The Minister reacted angrily. Or about as angry as current Level 5 restrictions permit and expressed righteous mid-morning indignation at the gall of Jennings to associate him with an action of his very own political party “that was made decades ago” before Poor ‘aul Pascal “was even in politics”. Before then going on to reject the “implicit assumption” that he or his party are unaware of children’s health needs.
On cue, Jennings rolled over and apologised for… well I’m still unsure what. For a legitimate question that raises Fine Gael’s honed antipathy towards the needs of those less fortunate? Perhaps a more recent example would have been more astute. Say a dog whistle campaign for those who don’t ‘get up early in the morning’? Or as Tanaiste Leo Varadkar helpfully put it during his time as Minister for Social Protection – ‘welfare cheats’.

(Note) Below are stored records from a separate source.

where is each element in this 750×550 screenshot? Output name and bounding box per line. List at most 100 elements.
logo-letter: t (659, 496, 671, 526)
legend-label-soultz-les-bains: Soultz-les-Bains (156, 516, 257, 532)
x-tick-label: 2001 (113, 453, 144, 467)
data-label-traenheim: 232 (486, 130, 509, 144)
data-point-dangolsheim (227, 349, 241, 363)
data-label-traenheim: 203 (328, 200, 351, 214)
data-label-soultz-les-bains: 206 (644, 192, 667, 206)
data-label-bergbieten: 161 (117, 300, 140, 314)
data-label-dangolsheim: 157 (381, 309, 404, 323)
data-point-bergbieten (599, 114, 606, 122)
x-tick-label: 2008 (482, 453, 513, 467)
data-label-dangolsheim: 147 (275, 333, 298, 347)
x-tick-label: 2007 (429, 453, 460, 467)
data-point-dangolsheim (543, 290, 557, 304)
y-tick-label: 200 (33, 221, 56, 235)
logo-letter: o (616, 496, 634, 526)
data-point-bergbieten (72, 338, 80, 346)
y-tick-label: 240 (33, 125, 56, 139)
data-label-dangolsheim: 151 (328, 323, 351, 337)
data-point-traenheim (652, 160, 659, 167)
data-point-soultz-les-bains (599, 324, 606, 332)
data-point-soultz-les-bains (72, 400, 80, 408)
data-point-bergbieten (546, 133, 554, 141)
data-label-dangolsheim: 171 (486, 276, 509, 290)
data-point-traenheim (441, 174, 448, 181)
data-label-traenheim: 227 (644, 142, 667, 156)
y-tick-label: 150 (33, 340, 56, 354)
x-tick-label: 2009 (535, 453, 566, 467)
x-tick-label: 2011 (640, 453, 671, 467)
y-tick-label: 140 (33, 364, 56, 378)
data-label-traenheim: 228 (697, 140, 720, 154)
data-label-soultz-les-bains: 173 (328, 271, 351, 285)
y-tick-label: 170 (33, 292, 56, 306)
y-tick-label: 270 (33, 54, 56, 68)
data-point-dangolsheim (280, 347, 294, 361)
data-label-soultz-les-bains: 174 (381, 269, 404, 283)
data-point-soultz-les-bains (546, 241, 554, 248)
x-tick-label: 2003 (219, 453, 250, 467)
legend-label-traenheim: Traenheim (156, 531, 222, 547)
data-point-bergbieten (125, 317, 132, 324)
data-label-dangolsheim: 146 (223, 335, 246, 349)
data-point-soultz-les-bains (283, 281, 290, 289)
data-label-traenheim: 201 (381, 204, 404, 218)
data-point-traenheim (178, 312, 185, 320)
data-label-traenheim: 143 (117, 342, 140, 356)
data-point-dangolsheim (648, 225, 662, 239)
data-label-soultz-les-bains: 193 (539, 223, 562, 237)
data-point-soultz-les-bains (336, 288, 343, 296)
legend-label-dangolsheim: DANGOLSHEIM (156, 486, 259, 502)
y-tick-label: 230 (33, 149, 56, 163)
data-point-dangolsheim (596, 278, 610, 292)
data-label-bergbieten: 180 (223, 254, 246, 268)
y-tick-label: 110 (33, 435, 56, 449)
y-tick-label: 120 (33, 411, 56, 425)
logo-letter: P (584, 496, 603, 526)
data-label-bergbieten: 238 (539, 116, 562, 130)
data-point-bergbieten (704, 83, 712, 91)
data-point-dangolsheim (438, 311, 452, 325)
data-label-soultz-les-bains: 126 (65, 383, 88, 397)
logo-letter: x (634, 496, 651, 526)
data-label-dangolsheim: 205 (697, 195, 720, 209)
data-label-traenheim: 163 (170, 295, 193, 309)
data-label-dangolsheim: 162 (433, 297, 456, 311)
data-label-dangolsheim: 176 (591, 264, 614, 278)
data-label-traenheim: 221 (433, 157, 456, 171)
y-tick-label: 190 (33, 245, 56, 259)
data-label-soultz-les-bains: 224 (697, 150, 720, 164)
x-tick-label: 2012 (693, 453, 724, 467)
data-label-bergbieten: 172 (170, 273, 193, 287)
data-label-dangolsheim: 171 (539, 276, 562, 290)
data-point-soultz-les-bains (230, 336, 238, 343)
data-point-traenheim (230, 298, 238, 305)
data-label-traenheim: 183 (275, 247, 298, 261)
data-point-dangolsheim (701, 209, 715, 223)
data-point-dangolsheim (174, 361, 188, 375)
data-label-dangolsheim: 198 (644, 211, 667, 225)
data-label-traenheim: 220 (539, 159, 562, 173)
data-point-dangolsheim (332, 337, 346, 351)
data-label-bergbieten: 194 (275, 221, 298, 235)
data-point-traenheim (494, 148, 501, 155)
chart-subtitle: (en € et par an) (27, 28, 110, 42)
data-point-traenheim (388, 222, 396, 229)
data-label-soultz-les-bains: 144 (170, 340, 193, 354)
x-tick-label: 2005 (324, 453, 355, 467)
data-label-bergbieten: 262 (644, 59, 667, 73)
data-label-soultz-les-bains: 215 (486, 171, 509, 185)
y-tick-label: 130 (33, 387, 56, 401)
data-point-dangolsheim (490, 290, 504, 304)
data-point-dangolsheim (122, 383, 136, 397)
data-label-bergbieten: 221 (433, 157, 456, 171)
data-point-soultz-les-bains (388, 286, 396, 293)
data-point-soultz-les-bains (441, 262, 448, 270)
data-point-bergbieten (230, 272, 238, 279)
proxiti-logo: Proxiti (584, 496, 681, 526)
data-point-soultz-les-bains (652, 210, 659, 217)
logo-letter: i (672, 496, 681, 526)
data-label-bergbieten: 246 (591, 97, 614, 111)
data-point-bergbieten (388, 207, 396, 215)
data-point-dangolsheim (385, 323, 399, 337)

Donohue and Co. don’t get to decide which bits of party political history are aired and which are not. Once one nails one’s colours to the bluey banner, one accepts its history, warts and all. Varadkar cannot sing the praises of his party’s role in founding the State on Claire Byrne Live while shying from its complicity in more compromising moments. Whether or not that history means anything is decided by voters at the ballot box and if any party politicos still find any of this distressing – Sinn Féin should be able to provide some knowing words of comfort on this score.
But back to that apology. Following a swift assembly of FG’s ‘Best and Brightest’ an act of penance was sought from the Broadcaster and one swiftly returned with an RTÉ Producer issuing an apology later that evening. Aside from the ‘never not worrying’ sight of a Minister and Party bullying a journalist into apologising for doing their job, this scene points to a greater malaise within the Irish media landscape.

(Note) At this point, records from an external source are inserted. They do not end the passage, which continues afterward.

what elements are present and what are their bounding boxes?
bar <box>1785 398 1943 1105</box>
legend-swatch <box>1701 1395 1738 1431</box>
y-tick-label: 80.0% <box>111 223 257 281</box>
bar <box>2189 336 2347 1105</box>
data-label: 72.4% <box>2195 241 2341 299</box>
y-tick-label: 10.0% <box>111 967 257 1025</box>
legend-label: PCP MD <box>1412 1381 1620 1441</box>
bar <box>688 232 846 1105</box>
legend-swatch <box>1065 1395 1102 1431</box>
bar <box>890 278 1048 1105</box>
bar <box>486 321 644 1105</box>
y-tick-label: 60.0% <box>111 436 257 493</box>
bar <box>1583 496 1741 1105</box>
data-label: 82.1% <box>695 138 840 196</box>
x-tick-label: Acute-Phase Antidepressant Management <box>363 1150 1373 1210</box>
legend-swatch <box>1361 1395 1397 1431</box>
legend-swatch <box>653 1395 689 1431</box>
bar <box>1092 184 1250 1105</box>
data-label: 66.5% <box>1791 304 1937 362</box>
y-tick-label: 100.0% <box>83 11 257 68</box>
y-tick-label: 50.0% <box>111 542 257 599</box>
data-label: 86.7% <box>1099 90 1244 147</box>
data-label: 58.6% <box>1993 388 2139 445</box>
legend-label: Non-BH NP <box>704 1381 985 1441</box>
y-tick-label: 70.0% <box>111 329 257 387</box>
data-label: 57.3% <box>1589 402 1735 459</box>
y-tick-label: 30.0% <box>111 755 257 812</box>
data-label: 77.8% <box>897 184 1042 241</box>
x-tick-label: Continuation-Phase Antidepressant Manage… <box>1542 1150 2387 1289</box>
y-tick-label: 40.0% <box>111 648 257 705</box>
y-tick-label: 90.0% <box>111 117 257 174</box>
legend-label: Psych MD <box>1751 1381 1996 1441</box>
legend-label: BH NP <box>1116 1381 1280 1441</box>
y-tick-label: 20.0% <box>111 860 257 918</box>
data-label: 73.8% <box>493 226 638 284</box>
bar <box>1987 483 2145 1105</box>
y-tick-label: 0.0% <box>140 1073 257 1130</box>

Journalism’s purpose when performed correctly is inherently adversarial; their role is to test, prod, question and uncover whatever politicians or any other authority figure have chosen to hide. Any concern for that figure’s personal feelings should not feature when the public interest is at stake. If Shane Corr had cared for his boss Robert Watt’s feelings when deciding to speak out against the Department of Health’s secret collection of information on children with autism for use in legal actions, how much longer would it have continued?
Done this way, the interests of authority and journalism are mutually exclusive. Done incorrectly, these interests become mutually inclusive and as a believer in the news media it’s becoming easier to be cynical about this. Particularly as the list of journalists-cum-politicians grows by the day with Colette Brown this week, pulling on the purple jersey and jumping over the Irish Independent’s wall to join the SocDems next door. She follows a trail well trodden by Chris Donoghue of then Newstalk, now Special Adviser to Minister Simon Coveney and George Lee’s return to RTÉ following a sojourn as Fine Gael TD for Dublin-South.
As members of the public, we should not have to worry that a trusted source of news is only a hop, skip and a handshake away from appearing at the next Ardfheis. Journalists should be journalists and politicians should be politicians. You needn’t feel sorry for thinking this way.